Ben put up his hands.

‘Ok, I’ll tell you the truth. It was someone’s husband …’ He paused, wanting to throw the young man off track and to elicit some male sympathy. ‘I was fooling around with his wife.’

The young man grinned. ‘Got caught out, did you?’

‘Yeah.’

‘Was she worth it?’

Slowly Ben dabbed at the wound on his head. ‘Yes,’ he said wryly. ‘She was worth it.’

57

‘How long is she staying here?’ Mama Gala shouted at her son as he came into the shop, slamming the door behind him. ‘I’ve got some white bitch upstairs and you go off and leave me to it!’

Rain had seeped into the shoulders of Dwappa’s jacket, his expression strained as he turned to his mother.

‘I had to make a trip—’

She slammed her meaty hands down on the counter and walked over to her son, looking him up and down like a side of bad meat.
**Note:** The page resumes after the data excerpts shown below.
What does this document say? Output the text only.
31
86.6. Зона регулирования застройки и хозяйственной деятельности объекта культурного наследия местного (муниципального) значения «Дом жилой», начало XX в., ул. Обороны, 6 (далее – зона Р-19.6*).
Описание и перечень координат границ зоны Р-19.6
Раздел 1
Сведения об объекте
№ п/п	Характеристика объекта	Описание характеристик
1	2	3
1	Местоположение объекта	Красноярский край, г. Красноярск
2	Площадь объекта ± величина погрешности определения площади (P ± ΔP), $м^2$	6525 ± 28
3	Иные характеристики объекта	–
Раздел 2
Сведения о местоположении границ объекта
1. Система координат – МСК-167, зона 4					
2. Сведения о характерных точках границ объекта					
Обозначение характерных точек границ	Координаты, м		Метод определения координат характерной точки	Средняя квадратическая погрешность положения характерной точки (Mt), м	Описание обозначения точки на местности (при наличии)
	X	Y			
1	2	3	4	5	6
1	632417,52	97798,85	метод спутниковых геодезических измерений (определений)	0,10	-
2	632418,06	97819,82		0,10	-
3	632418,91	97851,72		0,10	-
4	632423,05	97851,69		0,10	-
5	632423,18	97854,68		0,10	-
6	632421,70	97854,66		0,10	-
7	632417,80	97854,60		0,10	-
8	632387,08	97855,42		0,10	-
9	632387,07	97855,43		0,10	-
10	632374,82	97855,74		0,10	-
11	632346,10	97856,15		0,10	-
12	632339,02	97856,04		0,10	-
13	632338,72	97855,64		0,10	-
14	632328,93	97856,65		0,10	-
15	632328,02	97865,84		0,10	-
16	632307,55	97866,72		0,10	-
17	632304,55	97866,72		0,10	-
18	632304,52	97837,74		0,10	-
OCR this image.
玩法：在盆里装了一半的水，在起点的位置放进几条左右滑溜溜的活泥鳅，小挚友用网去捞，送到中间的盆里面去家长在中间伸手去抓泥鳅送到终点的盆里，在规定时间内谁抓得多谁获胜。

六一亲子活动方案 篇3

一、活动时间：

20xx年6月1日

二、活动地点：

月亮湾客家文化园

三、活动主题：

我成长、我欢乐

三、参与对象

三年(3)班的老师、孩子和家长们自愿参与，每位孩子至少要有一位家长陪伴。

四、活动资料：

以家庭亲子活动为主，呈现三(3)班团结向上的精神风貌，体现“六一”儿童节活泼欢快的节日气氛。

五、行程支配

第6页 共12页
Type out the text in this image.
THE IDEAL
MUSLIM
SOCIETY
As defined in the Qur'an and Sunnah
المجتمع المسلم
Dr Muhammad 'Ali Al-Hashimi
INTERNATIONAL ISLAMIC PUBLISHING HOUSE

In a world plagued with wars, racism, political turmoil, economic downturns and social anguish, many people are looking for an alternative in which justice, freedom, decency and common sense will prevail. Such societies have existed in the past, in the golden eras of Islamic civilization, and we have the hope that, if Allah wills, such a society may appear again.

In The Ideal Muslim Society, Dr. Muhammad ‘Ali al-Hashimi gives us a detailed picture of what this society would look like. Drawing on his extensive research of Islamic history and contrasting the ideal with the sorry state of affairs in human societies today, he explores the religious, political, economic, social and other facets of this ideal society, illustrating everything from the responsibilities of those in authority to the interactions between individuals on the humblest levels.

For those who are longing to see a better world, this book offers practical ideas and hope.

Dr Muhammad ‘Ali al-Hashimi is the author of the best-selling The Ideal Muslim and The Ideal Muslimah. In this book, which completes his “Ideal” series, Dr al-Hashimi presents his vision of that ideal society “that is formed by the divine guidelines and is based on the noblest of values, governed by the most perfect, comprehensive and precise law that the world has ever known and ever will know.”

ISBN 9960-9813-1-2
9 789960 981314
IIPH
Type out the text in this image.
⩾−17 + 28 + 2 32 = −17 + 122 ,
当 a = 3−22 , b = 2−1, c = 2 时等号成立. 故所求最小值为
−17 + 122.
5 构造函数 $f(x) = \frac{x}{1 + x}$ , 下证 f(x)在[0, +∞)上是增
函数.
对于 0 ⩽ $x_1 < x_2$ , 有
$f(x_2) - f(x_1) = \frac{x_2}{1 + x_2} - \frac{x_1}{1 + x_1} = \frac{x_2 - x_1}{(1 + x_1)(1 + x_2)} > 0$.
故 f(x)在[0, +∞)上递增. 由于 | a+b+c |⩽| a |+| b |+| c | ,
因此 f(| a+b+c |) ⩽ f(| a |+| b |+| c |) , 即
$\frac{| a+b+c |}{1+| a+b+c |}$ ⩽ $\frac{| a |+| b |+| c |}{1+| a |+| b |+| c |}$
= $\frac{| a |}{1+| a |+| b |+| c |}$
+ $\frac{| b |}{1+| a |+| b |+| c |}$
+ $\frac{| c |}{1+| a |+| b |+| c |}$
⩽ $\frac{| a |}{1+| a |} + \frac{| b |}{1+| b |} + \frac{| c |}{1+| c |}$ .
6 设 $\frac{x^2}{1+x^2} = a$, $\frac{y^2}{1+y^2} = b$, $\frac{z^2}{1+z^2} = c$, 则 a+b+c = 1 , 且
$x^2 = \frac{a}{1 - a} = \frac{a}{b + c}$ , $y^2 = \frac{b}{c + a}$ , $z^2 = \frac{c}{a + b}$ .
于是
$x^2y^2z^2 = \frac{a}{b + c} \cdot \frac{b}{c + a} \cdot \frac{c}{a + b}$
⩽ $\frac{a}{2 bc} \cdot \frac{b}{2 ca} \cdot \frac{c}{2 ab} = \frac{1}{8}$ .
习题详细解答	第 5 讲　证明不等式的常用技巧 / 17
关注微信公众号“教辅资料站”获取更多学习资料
Above their heads was a locked room, the old woman outside guarding the entrance, and inside was an unconscious Englishwoman, Abigail Harrop. A couple of times Mama Gala had gone into the room and stared down at the mattress on the floor on which Abigail lay drugged. She had wondered about the bandage around her head, the blond hair matted with blood and sweat, but had not interfered. Instead she had made sure that the drugged woman stayed drugged. And silent.

‘Is she’ – Mama Gala jerked her head upwards – ‘part of your plan?’

She is now, Dwappa wanted to retort. She wasn’t originally, but now she certainly is.

He had left New York before Golding, numbed by the news of the skull being a fake. And on the flight over he had decided to raise the stakes and abduct Ben Golding’s partner. Dwappa knew the woman was in the Whitechapel Hospital because, having been watching Golding for days, he had discovered her identity. At first Abigail Harrop had seemed unimportant, but suddenly her role had turned out to be pivotal. Because as soon as Golding heard about her abduction he would give up the skull.